Government may not have reached budget deficit target of 7.3

The Government may only have succeeded in meeting an EU-agreed 7.3% budget deficit target by transferring a pension fund to state control.

According to figures published by the Directorate-General of the Budget (DGO), the state closed 2010 with a public administration deficit of 6.6% of GDP.

But this was largely thanks to the fact that the Government transferred Portugal Telecom’s pension fund to state-run social security control.

In fact without the transfer of the pension fund Portugal’s budget deficit, despite extraordinary measures, would have been €14,429,000 more than the budget deficit at the end of 2009.

In other words, the actual budget deficit would have been nearer to 9.3% of GDP.

Under the terms of the European Union’s Growth & Stability Pact, EU member states should have a budget deficit less than three per cent of GDP. However, most countries in the EU have failed to meet that target since the 2007 financial crisis.

“Without extraordinary measures such as transferring PT’s pension fund to Government control, the Government would have had a deficit above the rate forecast,” said economist Paulo Trigo Pereira, from the Higher Institute for Economy and Management (ISEG).

But last week, at the end of a Council of Ministers meeting, the Finance Minister, Fernando Teixeira dos Santos, saw things differently.

“The budget figures for 2010 have provided a solid base for us to be confident that the 7.3% deficit rate has been met,” he said, adding that this had been thanks to effectively controlling expenditure: reducing total state expenses by around €1.03 billion.

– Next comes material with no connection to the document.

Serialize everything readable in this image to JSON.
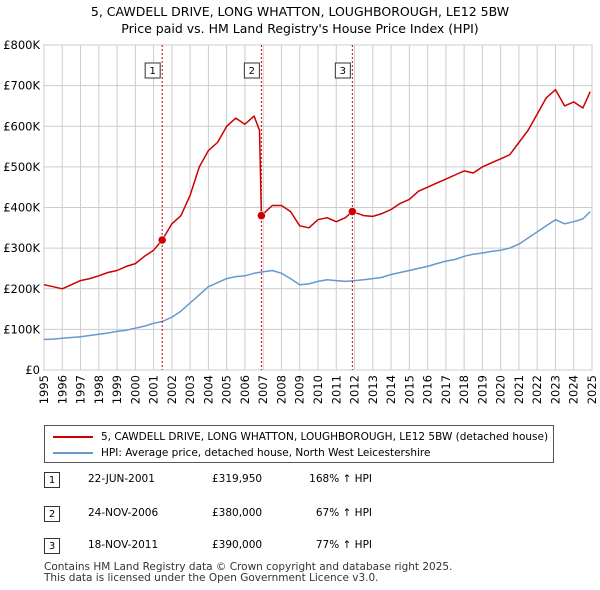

According to data from the DGO, the actual expenditure of the State sub-sector (public administration and government departments) rose 3.7% in 2010 compared with the previous year.

That figure would have stood at around 1.6% had it not been for the fact that expenditure from the purchase of two German submarines (€1.1 billion) for the Portuguese Navy was counted in the 2010 figures.

Originally, the Finance Minister had said that the cost of the two submarines would not be included in the figures for 2010 but would be deferred to the following year – something not allowed under strict European Union rules.

In October last year, the Portuguese Parliament agreed, after significant opposition party reluctance, to vote through stringent Government proposals to slash the budget by around €3 billion by savage cuts and €1.5 billion in tax hikes.

But even without the submarines, the actual State overspend – largely hidden by the PT telecom pension fund transfer – may be in the order of 1.2% or €595.6 million.